Rencontre avec… Christophe Augias

Directeur de la bibliothèque Bernheim pendant 21 ans, Christophe Augias va devenir le nouveau directeur de la culture de la Nouvelle-Calédonie. Retour sur ces années au service de la lecture publique.

Que retiendrez-vous de votre temps de direction de la bibliothèque Bernheim ?

Christophe Augias : Ces deux décennies auront été une période pionnière pour les bibliothèques, marquées par un fort développement de la lecture publique. Membre du gouvernement en charge de la culture pendant des années, Déwé Gorodey a facilité ce développement et Bernheim a complètement joué son rôle sur tout le territoire.
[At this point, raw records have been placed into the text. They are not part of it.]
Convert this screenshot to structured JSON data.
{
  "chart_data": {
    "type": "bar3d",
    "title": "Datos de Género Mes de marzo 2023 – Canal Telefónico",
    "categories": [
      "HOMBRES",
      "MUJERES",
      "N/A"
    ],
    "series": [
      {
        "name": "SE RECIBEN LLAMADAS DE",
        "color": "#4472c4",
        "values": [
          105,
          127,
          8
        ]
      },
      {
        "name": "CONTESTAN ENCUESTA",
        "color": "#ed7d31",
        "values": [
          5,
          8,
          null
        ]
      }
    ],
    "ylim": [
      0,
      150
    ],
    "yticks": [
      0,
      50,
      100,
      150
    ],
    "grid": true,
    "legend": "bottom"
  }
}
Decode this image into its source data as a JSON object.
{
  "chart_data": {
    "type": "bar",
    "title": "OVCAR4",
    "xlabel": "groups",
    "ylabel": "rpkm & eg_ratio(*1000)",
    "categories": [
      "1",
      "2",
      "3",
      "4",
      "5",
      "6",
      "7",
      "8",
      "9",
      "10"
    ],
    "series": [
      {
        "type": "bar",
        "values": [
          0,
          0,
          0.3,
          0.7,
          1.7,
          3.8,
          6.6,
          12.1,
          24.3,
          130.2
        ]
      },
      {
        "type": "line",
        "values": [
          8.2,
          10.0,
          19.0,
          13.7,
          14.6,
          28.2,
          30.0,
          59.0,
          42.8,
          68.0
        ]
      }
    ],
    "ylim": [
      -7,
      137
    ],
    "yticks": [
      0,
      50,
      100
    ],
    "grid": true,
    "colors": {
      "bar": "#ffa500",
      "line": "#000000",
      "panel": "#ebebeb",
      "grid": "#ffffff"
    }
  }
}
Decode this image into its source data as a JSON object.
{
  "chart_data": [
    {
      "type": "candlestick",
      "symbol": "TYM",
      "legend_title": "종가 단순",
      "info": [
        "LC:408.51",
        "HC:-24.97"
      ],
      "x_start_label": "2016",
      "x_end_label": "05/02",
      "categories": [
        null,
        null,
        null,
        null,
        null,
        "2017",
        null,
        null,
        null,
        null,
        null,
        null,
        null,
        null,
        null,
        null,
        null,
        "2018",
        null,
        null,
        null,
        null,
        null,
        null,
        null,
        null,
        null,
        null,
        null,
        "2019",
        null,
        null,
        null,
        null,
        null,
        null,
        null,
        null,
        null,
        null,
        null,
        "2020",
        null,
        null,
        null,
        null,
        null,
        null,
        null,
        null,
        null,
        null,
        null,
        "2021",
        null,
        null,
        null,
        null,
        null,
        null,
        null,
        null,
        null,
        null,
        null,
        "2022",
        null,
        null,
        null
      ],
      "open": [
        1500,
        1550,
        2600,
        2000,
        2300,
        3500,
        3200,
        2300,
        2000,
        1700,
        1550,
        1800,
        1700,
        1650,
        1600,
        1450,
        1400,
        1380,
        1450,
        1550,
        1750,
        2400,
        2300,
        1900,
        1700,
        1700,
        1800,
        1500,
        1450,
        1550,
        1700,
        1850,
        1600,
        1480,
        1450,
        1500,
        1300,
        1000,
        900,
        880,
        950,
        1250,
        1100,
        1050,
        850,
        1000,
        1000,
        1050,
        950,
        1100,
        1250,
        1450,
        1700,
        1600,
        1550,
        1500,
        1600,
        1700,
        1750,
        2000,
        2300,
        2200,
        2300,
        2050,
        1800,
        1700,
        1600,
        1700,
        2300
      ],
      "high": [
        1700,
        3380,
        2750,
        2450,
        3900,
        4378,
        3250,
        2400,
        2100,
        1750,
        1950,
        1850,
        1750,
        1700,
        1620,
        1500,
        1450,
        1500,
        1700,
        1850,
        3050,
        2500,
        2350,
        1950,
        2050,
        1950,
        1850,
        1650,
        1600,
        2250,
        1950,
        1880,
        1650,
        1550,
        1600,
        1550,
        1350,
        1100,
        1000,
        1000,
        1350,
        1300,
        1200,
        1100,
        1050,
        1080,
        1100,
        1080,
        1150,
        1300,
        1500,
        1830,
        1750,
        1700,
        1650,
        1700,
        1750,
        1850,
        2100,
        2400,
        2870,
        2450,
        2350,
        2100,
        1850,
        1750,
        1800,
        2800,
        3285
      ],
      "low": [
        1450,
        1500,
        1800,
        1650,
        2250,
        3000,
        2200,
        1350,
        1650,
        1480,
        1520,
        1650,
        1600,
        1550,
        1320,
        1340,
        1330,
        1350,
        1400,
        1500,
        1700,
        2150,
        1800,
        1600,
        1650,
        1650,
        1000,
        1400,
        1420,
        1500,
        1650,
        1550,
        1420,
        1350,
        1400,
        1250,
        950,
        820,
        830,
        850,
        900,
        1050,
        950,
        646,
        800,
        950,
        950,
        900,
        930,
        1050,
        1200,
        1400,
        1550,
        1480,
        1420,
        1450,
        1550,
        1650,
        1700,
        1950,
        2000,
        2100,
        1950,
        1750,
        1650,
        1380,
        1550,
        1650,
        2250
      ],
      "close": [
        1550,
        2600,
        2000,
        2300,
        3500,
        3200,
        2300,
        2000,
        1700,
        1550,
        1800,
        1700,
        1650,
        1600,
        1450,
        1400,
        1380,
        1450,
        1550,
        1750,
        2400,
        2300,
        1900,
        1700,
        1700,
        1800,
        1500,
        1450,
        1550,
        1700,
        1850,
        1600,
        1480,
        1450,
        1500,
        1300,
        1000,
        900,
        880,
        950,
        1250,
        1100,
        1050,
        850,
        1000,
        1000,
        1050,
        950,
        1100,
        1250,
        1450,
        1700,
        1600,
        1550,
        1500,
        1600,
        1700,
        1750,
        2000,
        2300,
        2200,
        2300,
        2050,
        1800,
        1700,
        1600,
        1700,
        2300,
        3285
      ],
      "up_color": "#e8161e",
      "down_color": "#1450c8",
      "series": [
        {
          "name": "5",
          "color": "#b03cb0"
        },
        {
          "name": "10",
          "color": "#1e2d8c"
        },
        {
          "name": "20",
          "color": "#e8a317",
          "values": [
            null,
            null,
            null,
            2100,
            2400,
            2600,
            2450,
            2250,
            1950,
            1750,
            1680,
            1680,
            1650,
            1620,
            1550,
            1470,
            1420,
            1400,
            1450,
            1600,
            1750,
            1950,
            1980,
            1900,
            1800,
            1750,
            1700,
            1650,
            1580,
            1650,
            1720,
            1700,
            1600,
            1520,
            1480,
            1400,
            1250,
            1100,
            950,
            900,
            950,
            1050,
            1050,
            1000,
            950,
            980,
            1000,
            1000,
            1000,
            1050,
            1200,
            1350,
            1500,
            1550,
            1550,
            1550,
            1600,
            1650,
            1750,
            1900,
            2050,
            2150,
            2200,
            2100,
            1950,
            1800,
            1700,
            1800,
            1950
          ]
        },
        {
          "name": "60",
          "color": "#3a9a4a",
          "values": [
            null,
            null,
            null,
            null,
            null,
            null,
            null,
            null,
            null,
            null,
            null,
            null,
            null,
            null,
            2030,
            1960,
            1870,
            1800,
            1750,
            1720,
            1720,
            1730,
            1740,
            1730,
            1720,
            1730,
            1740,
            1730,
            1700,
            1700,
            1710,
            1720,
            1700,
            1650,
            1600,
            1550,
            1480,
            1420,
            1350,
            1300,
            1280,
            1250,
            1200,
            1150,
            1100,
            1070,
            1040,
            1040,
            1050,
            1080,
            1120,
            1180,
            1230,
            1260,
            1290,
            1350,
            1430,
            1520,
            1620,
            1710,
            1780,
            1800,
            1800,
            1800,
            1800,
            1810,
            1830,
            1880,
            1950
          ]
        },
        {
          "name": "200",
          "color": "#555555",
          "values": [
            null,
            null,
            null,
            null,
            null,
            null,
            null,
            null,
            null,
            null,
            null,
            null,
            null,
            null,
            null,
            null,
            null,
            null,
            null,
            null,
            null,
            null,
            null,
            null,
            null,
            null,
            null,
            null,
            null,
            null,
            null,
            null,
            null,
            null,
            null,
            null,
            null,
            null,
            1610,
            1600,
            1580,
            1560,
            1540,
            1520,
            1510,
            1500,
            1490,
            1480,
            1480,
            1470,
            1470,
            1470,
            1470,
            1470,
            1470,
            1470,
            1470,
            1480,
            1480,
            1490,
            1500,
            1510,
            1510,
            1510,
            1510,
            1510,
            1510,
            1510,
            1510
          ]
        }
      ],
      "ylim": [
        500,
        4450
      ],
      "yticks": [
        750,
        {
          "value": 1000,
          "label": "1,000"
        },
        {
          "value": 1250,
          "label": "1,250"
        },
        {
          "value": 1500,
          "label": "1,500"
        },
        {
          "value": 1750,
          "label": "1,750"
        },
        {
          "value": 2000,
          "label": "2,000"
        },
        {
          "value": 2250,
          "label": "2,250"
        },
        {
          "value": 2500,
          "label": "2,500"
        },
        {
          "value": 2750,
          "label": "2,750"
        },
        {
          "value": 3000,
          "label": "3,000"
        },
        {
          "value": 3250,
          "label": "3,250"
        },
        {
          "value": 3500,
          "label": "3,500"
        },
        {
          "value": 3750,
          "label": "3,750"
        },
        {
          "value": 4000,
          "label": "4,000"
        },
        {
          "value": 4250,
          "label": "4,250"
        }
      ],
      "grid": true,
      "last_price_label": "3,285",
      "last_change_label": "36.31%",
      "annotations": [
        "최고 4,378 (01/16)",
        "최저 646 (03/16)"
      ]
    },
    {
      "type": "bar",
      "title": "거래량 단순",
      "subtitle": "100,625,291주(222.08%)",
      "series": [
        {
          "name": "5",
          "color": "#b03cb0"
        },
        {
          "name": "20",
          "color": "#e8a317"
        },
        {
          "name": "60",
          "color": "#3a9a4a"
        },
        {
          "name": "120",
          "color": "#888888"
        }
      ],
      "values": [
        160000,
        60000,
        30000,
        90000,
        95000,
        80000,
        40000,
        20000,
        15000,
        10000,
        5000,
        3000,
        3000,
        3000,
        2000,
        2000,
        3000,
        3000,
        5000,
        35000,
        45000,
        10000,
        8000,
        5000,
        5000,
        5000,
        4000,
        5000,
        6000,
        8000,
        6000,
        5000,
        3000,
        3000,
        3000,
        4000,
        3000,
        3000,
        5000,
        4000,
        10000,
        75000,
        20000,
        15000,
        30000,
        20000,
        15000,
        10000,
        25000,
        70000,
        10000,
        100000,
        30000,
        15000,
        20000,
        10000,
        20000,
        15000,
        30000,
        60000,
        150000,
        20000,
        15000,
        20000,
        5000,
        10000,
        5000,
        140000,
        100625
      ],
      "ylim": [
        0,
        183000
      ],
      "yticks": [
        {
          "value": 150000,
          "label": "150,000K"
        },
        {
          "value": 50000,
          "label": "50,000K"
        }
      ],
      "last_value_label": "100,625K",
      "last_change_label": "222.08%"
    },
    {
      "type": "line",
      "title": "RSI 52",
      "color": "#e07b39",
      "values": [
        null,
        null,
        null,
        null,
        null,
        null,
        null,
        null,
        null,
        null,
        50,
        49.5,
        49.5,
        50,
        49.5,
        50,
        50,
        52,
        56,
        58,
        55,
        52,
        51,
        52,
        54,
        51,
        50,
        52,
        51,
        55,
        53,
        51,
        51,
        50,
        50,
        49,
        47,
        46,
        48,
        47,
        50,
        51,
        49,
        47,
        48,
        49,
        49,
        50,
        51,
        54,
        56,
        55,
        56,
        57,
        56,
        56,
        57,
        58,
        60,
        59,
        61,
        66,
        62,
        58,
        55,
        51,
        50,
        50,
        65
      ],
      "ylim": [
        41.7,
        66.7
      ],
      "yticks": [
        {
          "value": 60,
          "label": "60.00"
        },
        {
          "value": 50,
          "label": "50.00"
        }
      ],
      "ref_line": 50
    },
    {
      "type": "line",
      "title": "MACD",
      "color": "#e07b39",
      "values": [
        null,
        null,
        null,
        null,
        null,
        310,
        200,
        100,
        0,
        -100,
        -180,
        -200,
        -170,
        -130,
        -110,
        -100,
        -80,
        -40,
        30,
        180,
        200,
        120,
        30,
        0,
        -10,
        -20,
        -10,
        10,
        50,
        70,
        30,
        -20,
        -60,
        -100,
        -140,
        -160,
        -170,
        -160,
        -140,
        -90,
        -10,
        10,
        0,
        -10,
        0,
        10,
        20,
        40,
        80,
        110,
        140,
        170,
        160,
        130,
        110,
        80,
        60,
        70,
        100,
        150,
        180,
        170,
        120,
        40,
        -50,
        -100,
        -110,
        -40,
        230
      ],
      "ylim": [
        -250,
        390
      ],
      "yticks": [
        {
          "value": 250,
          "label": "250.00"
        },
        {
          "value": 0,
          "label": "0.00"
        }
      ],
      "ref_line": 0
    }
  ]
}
Je retiens donc le développement du réseau, avec toutes les collectivités dans un esprit véritablement collégial. Cette période a été ponctuée de belles aventures comme la création du SILO (ndlr : Salon International du Livre Océanien), la construction de bibliothèques à Koné et Poindimié, des projets que nous avons accompagnés comme celui de Koumac. Je retiens les auteurs, les artistes, que nous avons accueillis lors du SILO, les expositions que nous avons organisées, les bibliothèques que nous avons aidé à créer, le réseau de bibliothécaires que nous avons formés, tout ça a été une épopée, pleine de personnages parfois hauts en couleur et c’est ça que je retiens.

Où en est la lecture publique aujourd’hui ?

CA : Je crois qu’elle est bien implantée. L’établissement Bernheim est en difficulté financière c’est un secret pour personne, mais conserve cependant tout son potentiel à servir ce qu’elle sait faire de mieux, c’est-à-dire de soutenir le réseau des bibliothèques et servir les publics des trois sites de Nouméa, Poindimié et Koné. Donc, la lecture publique se porte plutôt bien, les bibliothèques du réseau sont parvenues à se bâtir une autonomie suffisante et elles fonctionnent. Elles ont besoin de Bernheim pour irriguer et animer le réseau et ne pas être isolées chacune dans sa commune. Nous avons-là un superbe outil, un peu en difficulté par manque de moyens, mais qui ne demande qu’à opérer.

La reconstruction de Bernheim pourrait-elle apporter un nouveau souffle ?

CA : Oui, elle va redonner du souffle à la dimension nouméenne, grâce à de nouveaux services et de nouveaux espaces. Mais cela va réclamer que les crédits soient de nouveau mis pour permettre le fonctionnement de l’établissement. Et là, il y a des choix à faire sur les missions de l’établissement, à savoir lesquelles doivent être financées et à quelle hauteur. C’est en équilibrant les missions que nait l’efficacité.

Forme-t-on aujourd’hui de nouveaux bibliothécaires ?

CA : Pendant longtemps, c’est Bernheim qui a opéré ces formations. Elles sont organisées lorsqu’il y a un besoin. Aujourd’hui c’est un diplôme universitaire délivré par l’université. Et une promotion est prévue pour l’an prochain. Je crois que c’est un métier d’avenir, car les bibliothèques mutent en s’occupant du numérique et de nouveaux services.

Vous allez devenir le nouveau Directeur de la culture de la Nouvelle-Calédonie, avec quelles ambitions ?

CA : C’est vrai qu’à la tête de Bernheim, j’étais plus autonome que dans un service ou une direction. Mon ambition set que cette direction soit efficace, c’est important, et qu’elle apporte quelque chose à l’ensemble culturel, les établissements publics, les deux services dont la direction a la charge à savoir les archives et le Musée de la Nouvelle-Calédonie, et de créer une dynamique nouvelle. C’est un sacré chantier car les moyens dont nous avons disposés par le passé ne reviendront pas. Nous devons donc retrouver de l’efficacité avec des moyens moindres. Cela passe par une réflexion et une vision. Je suis assez optimiste, car nous avons beaucoup de belles choses à faire. Il ne faut pas craindre le changement, il faut l’accompagner.

Vous prenez cette responsabilité à un moment où le secteur de la culture est en déshérence, comment comptez-vous faire ?

CA : Il me semble que l’on doit redimensionner, prioriser et rationaliser. A une époque, nous avions beaucoup d’argent, c’était donc facile, mais il y avait une déperdition. Nous avons de grandes maisons et on a des publics qui ont l’habitude de les fréquenter, à servir, parce qu’ils s’attendent à y trouver un certain nombre de services. Pour ce qui est du Centre Tjibaou par exemple, il est sûr que l’on ne peut pas monter une programmation si l’on n’a pas les moyens de la financer, surtout un établissement de ce type avec une exigence élevée. C’est un lieu populaire d’excellence.  Mais il faut noter quand même que le public se l’ai approprié, c’est une réalité et c’est important.